In my last column, I explained that U.S. citizens living, working or investing in a foreign country are not released from their responsibility to the U.S. Internal Revenue Service (IRS).
In addition to reporting employment and investment income, the following items come into play in your dealings with the IRS.
Banking and Other Investment Accounts
One new responsibility of living in a foreign country is the reporting of bank accounts outside the United States to the U.S. Treasury Department. If the total value of all your foreign accounts worldwide exceeds $10,000 (for even one minute of one day), you must report these accounts. This includes accounts over which you have signing power and do not directly own.

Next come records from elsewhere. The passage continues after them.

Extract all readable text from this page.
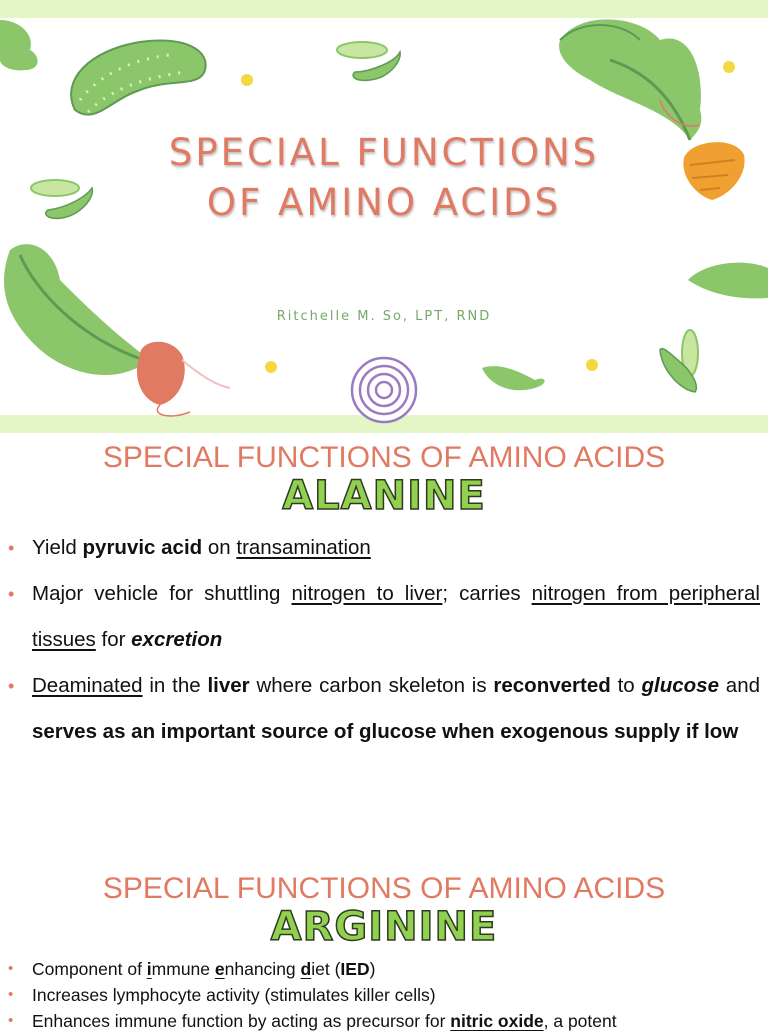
SPECIAL FUNCTIONS
OF AMINO ACIDS
Ritchelle M. So, LPT, RND
SPECIAL FUNCTIONS OF AMINO ACIDS
ALANINE
• Yield pyruvic acid on transamination
• Major vehicle for shuttling nitrogen to liver; carries nitrogen from peripheral tissues for excretion
• Deaminated in the liver where carbon skeleton is reconverted to glucose and serves as an important source of glucose when exogenous supply if low
SPECIAL FUNCTIONS OF AMINO ACIDS
ARGININE
• Component of immune enhancing diet (IED)
• Increases lymphocyte activity (stimulates killer cells)
• Enhances immune function by acting as precursor for nitric oxide, a potent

The form does not carry any tax and is easy to file, but failure to do so is not easy to resolve. The problem begins when you elect to move yourself or your assets back to the United States. Consider: what are you going to say to the treasury agent when he knocks on your door and starts asking questions about your sudden deposits from outside of the country? You may have to prove that the money is not illegally gained, or that you have paid income tax on the money.
Building a Family
If you get married to a non-U.S. citizen, you must choose to file your tax return as married and filing a joint return, or married and filing separately. In either case, your new spouse needs to apply for a taxpayer identification number, even if he or she is a foreigner living outside of the United States.
If you choose to file a joint return with your spouse, the income your spouse earned worldwide during the tax year must be included in your income. Generally speaking, if your spouse has little or no income, you can save tax money by filing jointly. If your spouse has an income, it may be best for you to file a return as married and filing separately. You cannot file as single once you are married.
If your new spouse has children that are not U.S. citizens, they do not qualify as your dependents. This is true even if you support them 100%.
If you and your spouse have a child together, it is important that you promptly inform the U.S. Embassy of your new family member. This will enable you to apply for a U.S. Social Security number and citizenship on behalf of your child.
Buying and Selling Your Home
If you sell a home abroad and you meet the time requirements, you could be eligible for a $250,000 home exclusion. Precisely because you are selling a home in a foreign country, it is wise to show the sale on your tax return and show you are taking the exclusion. This will be helpful if you decide to return to the United States with the proceeds.
Social Security and Other Benefits
This is the same as if you were living in the United States. Combined with other income, your benefits could be taxable. Make sure your foreign income is included in your taxable income. If your income is solely from U.S. Social Security, it is not taxable and you do not have to file a return.
Beware! If you notice a reduction in your social security and other retirement benefits, it could be that the paying agency is assuming you are not a U.S. citizen because you reside outside of the United States, and the agency could withhold up to 30% of your benefits.
Inform the agency that you are a U.S. citizen, and not to withhold this money. The only way to have the money refunded is to file a timely tax return and request the refund.
If you are a U.S. citizen residing abroad and wish to return to the United States or hold assets there, do yourself a favor: do not ignore your responsibly to the U.S. government. File your income tax returns on time and avoid the possibility of unwanted and unnecessary trouble in the future.